I did some searching both before and after posting the original question to try to find examples. It seems like other developers may have seen the opportunity to take advantage of the Jetson product line ability to avoid the upload/download copying. However, I did not find any examples in the Nvidia forums but found one example here: Using OpenCV with CUDA on the Jetson TX2 - APIs - ximea support
Here is a simple example with upload/download working properly but copying from host to device and back again. The Jetson Nano (TX2, etc.) should be able to eliminate the upload/download steps:
//
// SimpleTest.cpp
// Loads an image, calls a GPU enabled function that uses opencv GPUMat upload/download
//
#include <opencv2/highgui.hpp>
#include <opencv2/imgproc.hpp>
#include <iostream>
#include <stdio.h>
// cuda stuff
#include <opencv2/cudaarithm.hpp>
// Nvidia cuda api
#include <cuda_runtime.h>
using namespace std;
cv::Mat testfunction(cv::Mat& h_original) {
// receives a CPU/host based image, converts it to GPU/device based image
// manipulates it, then converts back to CPU/host based result.

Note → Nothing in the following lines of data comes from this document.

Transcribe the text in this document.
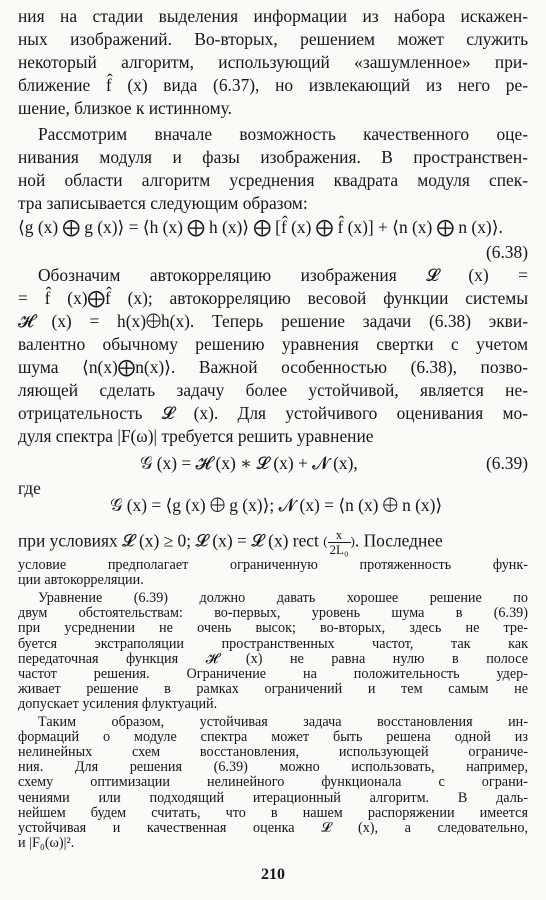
ния на стадии выделения информации из набора искажен-
ных изображений. Во-вторых, решением может служить
некоторый алгоритм, использующий «зашумленное» при-
ближение f̂ (x) вида (6.37), но извлекающий из него ре-
шение, близкое к истинному.
Рассмотрим вначале возможность качественного оце-
нивания модуля и фазы изображения. В пространствен-
ной области алгоритм усреднения квадрата модуля спек-
тра записывается следующим образом:
⟨g (x) ⨁ g (x)⟩ = ⟨h (x) ⨁ h (x)⟩ ⨁ [f̂ (x) ⨁ f̂ (x)] + ⟨n (x) ⨁ n (x)⟩.
(6.38)
Обозначим автокорреляцию изображения 𝓛 (x) =
= f̂ (x)⨁f̂ (x); автокорреляцию весовой функции системы
𝓗 (x) = h(x)⨁h(x). Теперь решение задачи (6.38) экви-
валентно обычному решению уравнения свертки с учетом
шума ⟨n(x)⨁n(x)⟩. Важной особенностью (6.38), позво-
ляющей сделать задачу более устойчивой, является не-
отрицательность 𝓛 (x). Для устойчивого оценивания мо-
дуля спектра |F(ω)| требуется решить уравнение
𝒢 (x) = 𝓗 (x) ∗ 𝓛 (x) + 𝓝 (x),	(6.39)
где
𝒢 (x) = ⟨g (x) ⨁ g (x)⟩; 𝓝 (x) = ⟨n (x) ⨁ n (x)⟩
при условиях 𝓛 (x) ≥ 0; 𝓛 (x) = 𝓛 (x) rect ( $\frac{x}{\text{2L₀}}$ ). Последнее
условие предполагает ограниченную протяженность функ-
ции автокорреляции.
Уравнение (6.39) должно давать хорошее решение по
двум обстоятельствам: во-первых, уровень шума в (6.39)
при усреднении не очень высок; во-вторых, здесь не тре-
буется экстраполяции пространственных частот, так как
передаточная функция 𝓗 (x) не равна нулю в полосе
частот решения. Ограничение на положительность удер-
живает решение в рамках ограничений и тем самым не
допускает усиления флуктуаций.
Таким образом, устойчивая задача восстановления ин-
формаций о модуле спектра может быть решена одной из
нелинейных схем восстановления, использующей ограниче-
ния. Для решения (6.39) можно использовать, например,
схему оптимизации нелинейного функционала с ограни-
чениями или подходящий итерационный алгоритм. В даль-
нейшем будем считать, что в нашем распоряжении имеется
устойчивая и качественная оценка 𝓛 (x), а следовательно,
и |F₀(ω)|².
210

cv::Mat h_result (h_original.size(), h_original.type());
// create GPU/device images, same size and type as original host image
cv::cuda::GpuMat d_original(h_original.size(), h_original.type());
cv::cuda::GpuMat d_result(h_original.size(), h_original.type());
// upload the original image from host to device
d_original.upload(h_original);
// perform a GPU operation of some sort. Using threshold for simple placeholder
cv::cuda::threshold(d_original, d_result, 128.0, 255.0, cv::THRESH_BINARY);
// download the result image from device to host
d_result.download(h_result);
return h_result;
}
int main(int argc, char *argv[]) {
cv::namedWindow("original image", cv::WINDOW_AUTOSIZE);
cv::namedWindow("modified image", cv::WINDOW_AUTOSIZE );
cv::String filename = "./lena.jpg";
cv::Mat image, newimage;
image = cv::imread(filename);
if (image.empty()) {
cout << "could not open or find the image" << endl;
return -1;]
}
newimage = testfunction(image);
cv::imshow("original image", image);
cv::imshow("modified image", newimage);
cv::waitKey(0);
cv::destroyAllWindows();
return 0;
}
Below is an attempt to implement a similar example to the Ximea link. However, this code produces an error:
terminate called after throwing an instance of 'cv::Exception'
what(): OpenCV(3.4.6) [long path deleted...]/opencv-3.4.6/modules/cudev/include/opencv2/cudev/grid/detail/transform.hpp:315: error: (-217:Gpu API call) unspecified launch failure in function 'call'
Example (not working) code:
//
// SimpleTestGPU.cpp
// Loads an image, calls a GPU enabled function that uses opencv GPUMat
// but eliminates copying from CPU host to GPU host using upload/download
//
#include <opencv2/highgui.hpp>
#include <opencv2/imgproc.hpp>
#include <iostream>
#include <stdio.h>
// cuda stuff
#include <opencv2/cudaarithm.hpp>
// Nvidia cuda api
#include <cuda_runtime.h>
using namespace std;
cv::Mat testfunction(cv::Mat& h_original) {
// receives a CPU/host based image, but avoids copying with upload/download
// for the GPU manipulation. The result is returned in the CPU/host based h_result.
cv::Mat h_result (h_original.size(), h_original.type());
// Define pointers used to create GpuMat's
void *originalptr;
void *resultptr;
// Convert CPU/host original images to pointers
cudaHostGetDevicePointer(&originalptr, h_original.data, 0);
cudaHostGetDevicePointer(&resultptr, h_result.data, 0);
// Create GpuMats from the device pointers
cv::cuda::GpuMat d_original(h_original.size(), h_original.type(), originalptr);
cv::cuda::GpuMat d_result(h_result.size(), h_result.type(), resultptr);
// perform a GPU operation of some sort. Using threshold for simple placeholder
cv::cuda::threshold(d_original, d_result, 128.0, 255.0, cv::THRESH_BINARY);
// no need to download or copy the result image from device to host - it already
// resides in h_result.
return h_result;
}
int main(int argc, char *argv[]) {
cv::namedWindow("original image", cv::WINDOW_AUTOSIZE);
cv::namedWindow("modified image", cv::WINDOW_AUTOSIZE );
cv::String filename = "./lena.jpg";
cv::Mat image, newimage;
image = cv::imread(filename);
if (image.empty()) {
cout << "could not open or find the image" << endl;
return -1;
}
newimage = testfunction(image);
cv::imshow("original image", image);
cv::imshow("modified image", newimage);
cv::waitKey(0);
cv::destroyAllWindows();
return 0;
}
The method used to share the image.data does not work, but not sure why or what it should be. Any insights or suggestions would be greatly appreciated.